Well timed with the goals of the industry-wide plan, Experience Grand Rapids will roll out the Certified Tourism Ambassador Program this year, a national training program that provides destination training to boost staff’s understanding of the region and activities in the market. The program already is used in Lansing and Kalamazoo.
“I think it’s a fantastic program,” Nicholls said. “Lansing has had hundreds of people go through that program. Some of the hotels in Lansing pride themselves on having every single one of their front desk people having gone through that program. It’s a great way to help people in the area learn more about the area, as well as customer service and help the city as a whole provide a more consistent experience for visitors.”
The complete strategic plan includes eight objectives: collaboration, cooperation and partnerships, funding, product development, promotion, marketing and communications, public policy and government support, research and technical assistance, resources and environment, and service excellence.
Each objective will have a dedicated committee of eight to 10 individuals working to identify particular goals and developing implementation plans for meeting those goals. Nicholls is serving as a coordinator of the committees, which will meet four to five times per year.

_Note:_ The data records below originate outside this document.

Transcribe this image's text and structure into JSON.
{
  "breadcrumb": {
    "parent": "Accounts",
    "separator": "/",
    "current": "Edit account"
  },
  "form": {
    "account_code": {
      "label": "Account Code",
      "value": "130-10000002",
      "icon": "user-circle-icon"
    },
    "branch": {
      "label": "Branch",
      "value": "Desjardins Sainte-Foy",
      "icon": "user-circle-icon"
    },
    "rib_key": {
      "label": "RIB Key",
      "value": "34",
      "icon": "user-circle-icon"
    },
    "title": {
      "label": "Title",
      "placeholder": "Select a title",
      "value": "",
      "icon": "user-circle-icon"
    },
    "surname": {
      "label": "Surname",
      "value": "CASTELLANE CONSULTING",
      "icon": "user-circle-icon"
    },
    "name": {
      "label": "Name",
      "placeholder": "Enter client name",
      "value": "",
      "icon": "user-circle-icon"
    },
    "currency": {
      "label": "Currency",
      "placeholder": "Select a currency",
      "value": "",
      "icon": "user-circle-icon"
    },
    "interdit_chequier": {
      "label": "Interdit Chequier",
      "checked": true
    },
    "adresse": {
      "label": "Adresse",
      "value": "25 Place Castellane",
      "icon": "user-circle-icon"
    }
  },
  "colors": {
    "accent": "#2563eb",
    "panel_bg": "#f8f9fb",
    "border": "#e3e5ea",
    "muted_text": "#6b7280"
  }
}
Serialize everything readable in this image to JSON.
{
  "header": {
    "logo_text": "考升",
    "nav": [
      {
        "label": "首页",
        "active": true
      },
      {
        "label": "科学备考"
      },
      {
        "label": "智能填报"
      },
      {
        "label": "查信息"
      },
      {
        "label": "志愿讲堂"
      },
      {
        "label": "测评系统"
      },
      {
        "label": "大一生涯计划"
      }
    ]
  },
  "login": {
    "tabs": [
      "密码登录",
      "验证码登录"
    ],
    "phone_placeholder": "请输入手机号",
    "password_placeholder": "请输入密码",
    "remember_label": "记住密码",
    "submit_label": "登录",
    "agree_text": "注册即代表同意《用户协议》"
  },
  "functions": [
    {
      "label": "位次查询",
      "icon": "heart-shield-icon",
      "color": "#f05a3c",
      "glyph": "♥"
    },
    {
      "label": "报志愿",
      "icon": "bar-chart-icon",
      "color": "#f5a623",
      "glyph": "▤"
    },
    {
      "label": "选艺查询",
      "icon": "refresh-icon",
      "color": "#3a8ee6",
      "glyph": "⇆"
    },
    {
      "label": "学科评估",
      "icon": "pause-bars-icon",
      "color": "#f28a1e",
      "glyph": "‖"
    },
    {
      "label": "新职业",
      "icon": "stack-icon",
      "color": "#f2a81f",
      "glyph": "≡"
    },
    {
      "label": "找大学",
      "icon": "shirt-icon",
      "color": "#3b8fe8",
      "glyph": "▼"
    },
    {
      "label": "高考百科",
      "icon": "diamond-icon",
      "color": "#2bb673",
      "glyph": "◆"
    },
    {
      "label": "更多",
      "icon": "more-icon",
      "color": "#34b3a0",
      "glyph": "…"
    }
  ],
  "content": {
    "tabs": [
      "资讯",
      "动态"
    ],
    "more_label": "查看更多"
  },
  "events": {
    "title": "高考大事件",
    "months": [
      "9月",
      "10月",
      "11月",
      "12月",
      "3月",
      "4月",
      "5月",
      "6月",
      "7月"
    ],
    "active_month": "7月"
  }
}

The Pure Michigan plan spans 2012-2017, but was just unveiled this year as 2012 was used for development, which involved several stakeholders.
“This was a plan that was developed over the course of 2012, and it’s very much a comprehensive industry wide plan,” Nicholls said. “Most states, their tourism office has a marketing plan; this is one of only a few states across the country that has an industry-wide comprehensive plan that goes beyond the marketing to look at all the other areas and issues that are critical to tourism development.”